Erstaunte Gesichter im Waggon – ein unbesetztes Stellwerk auf einer der wichtigsten Strecken Deutschlands? Hatte man niemanden im Umkreise von – sagen wir – 50 Kilometern für diese Tätigkeit auftreiben können? Und was genau mag den Bahnmitarbeiter so kurzfristig von seinem Dienst abgehalten haben?
Ich stellte mir ein unfreundliches, kaltes Stellwerk mit grauem Betonboden und hässlichen Plastikmöbeln vor und einen mürrischen unausgeschlafenen Mann mittleren Alters mit einem Becher, in dem der Kaffee längst kalt geworden war, vor einem Pult mit blinkenden Lichtern.

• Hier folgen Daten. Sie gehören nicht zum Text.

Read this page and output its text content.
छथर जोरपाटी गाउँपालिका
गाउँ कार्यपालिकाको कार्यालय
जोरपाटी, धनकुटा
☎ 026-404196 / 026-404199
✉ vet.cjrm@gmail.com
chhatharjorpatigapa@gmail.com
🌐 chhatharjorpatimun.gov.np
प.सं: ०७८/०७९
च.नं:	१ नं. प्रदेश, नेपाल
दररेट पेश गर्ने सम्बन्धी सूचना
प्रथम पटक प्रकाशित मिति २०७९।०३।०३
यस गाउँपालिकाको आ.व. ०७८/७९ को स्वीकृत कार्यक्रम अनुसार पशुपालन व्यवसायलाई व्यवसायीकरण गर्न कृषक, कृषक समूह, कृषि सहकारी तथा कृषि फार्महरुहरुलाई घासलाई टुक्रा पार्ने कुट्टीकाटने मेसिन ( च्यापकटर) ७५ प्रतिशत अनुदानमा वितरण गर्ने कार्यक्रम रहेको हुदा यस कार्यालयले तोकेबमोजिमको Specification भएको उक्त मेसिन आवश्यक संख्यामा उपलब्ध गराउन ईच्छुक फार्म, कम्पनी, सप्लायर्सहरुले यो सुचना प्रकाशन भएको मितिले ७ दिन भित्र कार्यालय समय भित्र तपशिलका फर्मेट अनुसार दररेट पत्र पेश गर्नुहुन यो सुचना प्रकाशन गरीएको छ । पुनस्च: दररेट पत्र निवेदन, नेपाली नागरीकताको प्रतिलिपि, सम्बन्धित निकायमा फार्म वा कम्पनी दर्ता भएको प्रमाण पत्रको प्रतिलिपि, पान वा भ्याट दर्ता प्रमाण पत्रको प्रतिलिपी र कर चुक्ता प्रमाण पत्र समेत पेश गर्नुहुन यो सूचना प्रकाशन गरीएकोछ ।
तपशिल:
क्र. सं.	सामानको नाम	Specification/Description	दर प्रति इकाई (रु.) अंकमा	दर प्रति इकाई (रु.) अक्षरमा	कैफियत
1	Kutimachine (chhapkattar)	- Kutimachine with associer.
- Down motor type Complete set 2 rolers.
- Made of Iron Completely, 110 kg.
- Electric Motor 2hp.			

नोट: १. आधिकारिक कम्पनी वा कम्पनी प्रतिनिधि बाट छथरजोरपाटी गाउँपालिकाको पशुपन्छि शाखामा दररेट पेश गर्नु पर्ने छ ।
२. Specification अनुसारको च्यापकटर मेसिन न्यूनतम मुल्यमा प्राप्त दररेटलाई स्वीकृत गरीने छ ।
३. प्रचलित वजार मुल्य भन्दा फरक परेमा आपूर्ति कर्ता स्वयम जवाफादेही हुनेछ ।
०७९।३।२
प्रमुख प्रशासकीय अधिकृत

Gut, wirklich kein Traumjob, aber hoffentlich hatte unser Stellwerksmann nicht einfach gekündigt oder war gar abgehauen, sondern kurierte nur eine leichte Grippe aus, so dass er morgen wieder auf dem Posten wäre, wenn es doch nirgendwo einen Ersatz für ihn gab.
Oder aber – eine andere Vorstellung – er war pünktlich in der Früh zum Dienst erschienen, hatte jedoch mit Blick auf das Stellwerksgebäude nach kurzem Zögern, in dem die Erkenntnis lag, in so einem hässlichen Gebäude nie wieder arbeiten zu wollen, umgedreht und war zu seinem Auto – einem alten roten Mazda – zurückkehrt, um sich einen anderen Job, ein anderes Leben zu suchen.
Fahrdienstleiter in einem Stellwerk sei ein sehr verantwortungsvoller Job mit einer viel zu kurzen Ausbildung, erklärte dann der Schaffner auf Nachfrage, das wolle eigentlich keiner mehr machen – zu viel Stress, viel zu viel Verantwortung, dabei zu wenig Geld und zu wenig Ehre.
Also zuckelte unser Zug Richtung Braunschweig, dann nach Magdeburg über S-Bahngleise bei Potsdam über die Berliner Stadtgrenze. Wir hatten am Ziel über 90 Minuten Verspätung. Die Verspätungsgutscheine fanden reißenden Absatz – nur nicht bei mir, dem Bahncard-100-Mann. Für solche wie mich gibt es allenfalls zehn Euro pro über einstündiger Verspätung.
Am Abend war ich versucht, die Hotline der Bahn zu bemühen. Was ist mit eurem Mann in Oebisfelde (Ich muss gestehen, dass ich stets einen Mann vor Augen hatte.)?, wollte ich gerne fragen. Hat er sich auskuriert? Ist er wieder auf dem Posten? Oder hat er mit seinem roten Mazda tatsächlich das Weite gesucht?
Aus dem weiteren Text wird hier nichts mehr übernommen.